当社グループの財務諸表作成にあたって採用している重要な会計方針は「第5 経理の状況 1 連結財務諸表等(1) 連結財務諸表 注記事項 連結財務諸表作成のための基本となる重要な事項」に記載しております。
②財政状態の分析
(1) 資産の部
資産につきましては、2,066,470千円となり、前連結会計年度末に比べて76,373千円増加いたしました。主たる変動要因は、現金及び預金の増加42,215千円、売掛金の増加82,268千円、ソフトウェアの減少34,834千円等であります。
(2) 負債の部
負債につきましては、708,084千円となり、前連結会計年度末に比べて30,515千円増加いたしました。主たる変動要因は、未払法人税等の増加30,088千円、リース債務の増加9,972千円、未払金の減少25,269千円等であります。
(3) 純資産の部
純資産につきましては、1,358,385千円となり、前連結会計年度末に比べて45,857千円増加いたしました。主たる変動要因は、利益剰余金の増加44,162千円等であります。
③ 経営成績の分析
(1) 売上高
当連結会計年度における売上高は3,186,385千円(前年同期比0.0%増)となり、内訳は、アウトソーシングサービス2,423,914千円(同2.9%減)、D.I.Yサービス701,385千円(同17.7%増)、その他サービス61,086千円(同34.4%減)です。国内ネットリサーチ事業の収益面の強化を図るとともに、グローバル展開やアジアでのパネルパートナーの拡大に向けた成長戦略を積極的に推進し受注増加に結実いたしました。
(2) 売上原価、売上総利益
当連結会計年度における売上原価は1,617,598千円(同0.7%増)となり、結果、売上総利益は1,568,786千円(同0.7%減)となりました。売上原価の主な増加要因はアウトソーシングサービスにおける製造原価の増加によるもので、売上総利益が減少する結果となりました。
(3) 販売費及び一般管理費、営業利益、経常利益
当連結会計年度における販売費及び一般管理費は1,320,176千円(同5.2%増)となりました。これは主に、業務拡大に伴う人件費の増加及び業務委託費の増加等によるものであります。この結果、当連結会計年度における営業利益は248,610千円(同23.5%減)となりました。
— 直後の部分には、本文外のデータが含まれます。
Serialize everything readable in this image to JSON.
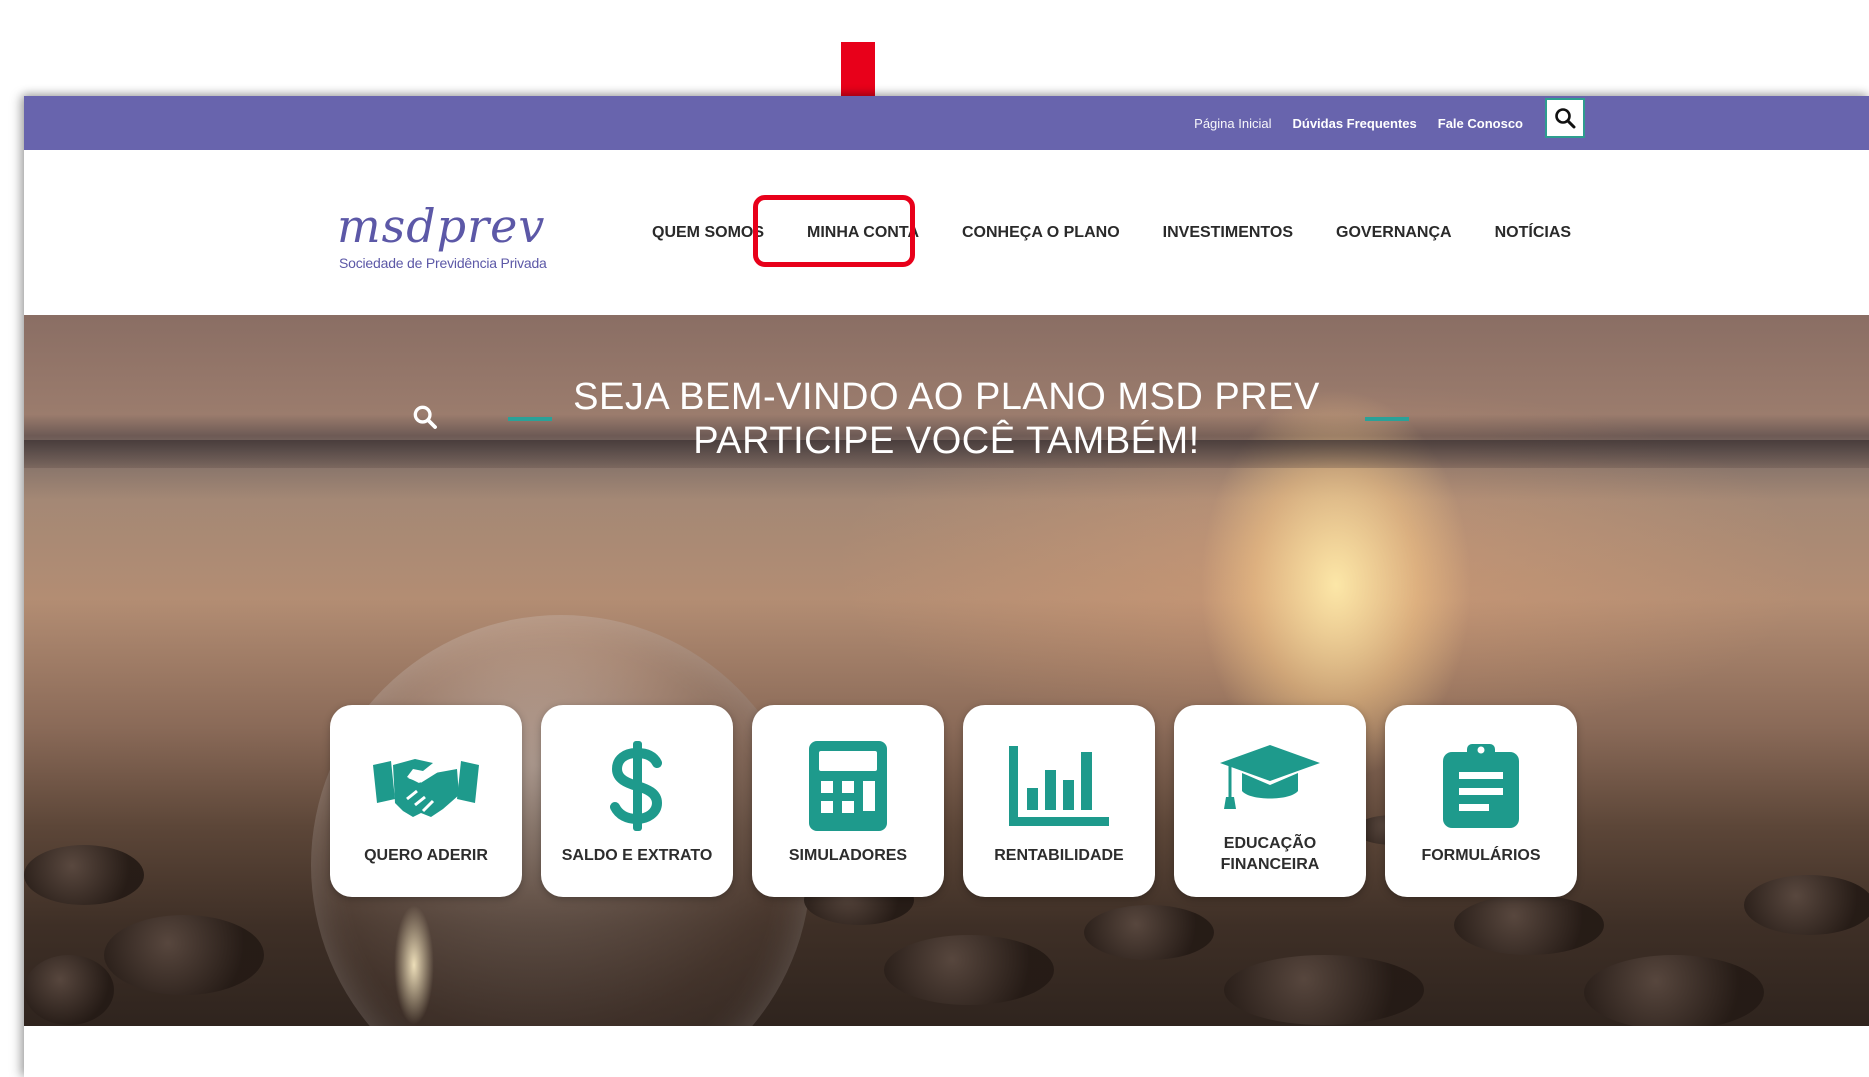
{
  "colors": {
    "topbar": "#6864ad",
    "accent_teal": "#1e9a8c",
    "highlight_red": "#e8001a",
    "logo_purple": "#5c58a7"
  },
  "topbar": {
    "links": [
      "Página Inicial",
      "Dúvidas Frequentes",
      "Fale Conosco"
    ],
    "search_icon": "search-icon"
  },
  "logo": {
    "main": "msdprev",
    "subtitle": "Sociedade de Previdência Privada"
  },
  "nav": {
    "items": [
      "QUEM SOMOS",
      "MINHA CONTA",
      "CONHEÇA O PLANO",
      "INVESTIMENTOS",
      "GOVERNANÇA",
      "NOTÍCIAS"
    ],
    "highlighted": "MINHA CONTA"
  },
  "hero": {
    "line1": "SEJA BEM-VINDO AO PLANO MSD PREV",
    "line2": "PARTICIPE VOCÊ TAMBÉM!",
    "search_icon": "search-icon"
  },
  "cards": [
    {
      "icon": "handshake-icon",
      "line1": "QUERO ADERIR",
      "line2": ""
    },
    {
      "icon": "dollar-icon",
      "line1": "SALDO E EXTRATO",
      "line2": ""
    },
    {
      "icon": "calculator-icon",
      "line1": "SIMULADORES",
      "line2": ""
    },
    {
      "icon": "bar-chart-icon",
      "line1": "RENTABILIDADE",
      "line2": ""
    },
    {
      "icon": "graduation-cap-icon",
      "line1": "EDUCAÇÃO",
      "line2": "FINANCEIRA"
    },
    {
      "icon": "clipboard-icon",
      "line1": "FORMULÁRIOS",
      "line2": ""
    }
  ]
}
当連結会計年度における営業外収益は10,844千円、営業外費用は20,237千円発生しており、経常利益は239,217千円(同25.6%減)となりました。
(4) 親会社株主に帰属する当期純利益
当連結会計年度において、投資有価証券評価損31,638千円を計上したことにより、税金等調整前当期純利益は210,875千円となりました。法人税、住民税及び事業税及び法人税等調整額65,642千円、非支配株主に帰属する当期純損失は2,775千円を計上し、親会社株主に帰属する当期純利益は148,007千円(同28.8%減)となりました。
④ キャッシュ・フローの分析
キャッシュ・フローの状況の分析につきましては、第一部[企業情報]第2[事業の状況]3[経営者による財政状態、経営成績及びキャッシュ・フローの状況の分析]をご参照ください。
⑤ 経営成績に重要な影響を与える要因について
経営成績に重要な影響を与える要因につきましては、第一部[企業情報]第2[事業の状況]2[事業等のリスク]をご参照ください。
⑥資本の財源および資金の流動性
当社の主な資金需要は、人件費、外注費、経費、販売費及び一般管理費等の営業費用ならびにソフトウェアに係る投資であります。これらの資金需要につきましては、利益の計上等により生み出される自己資金により賄うことを基本方針としております。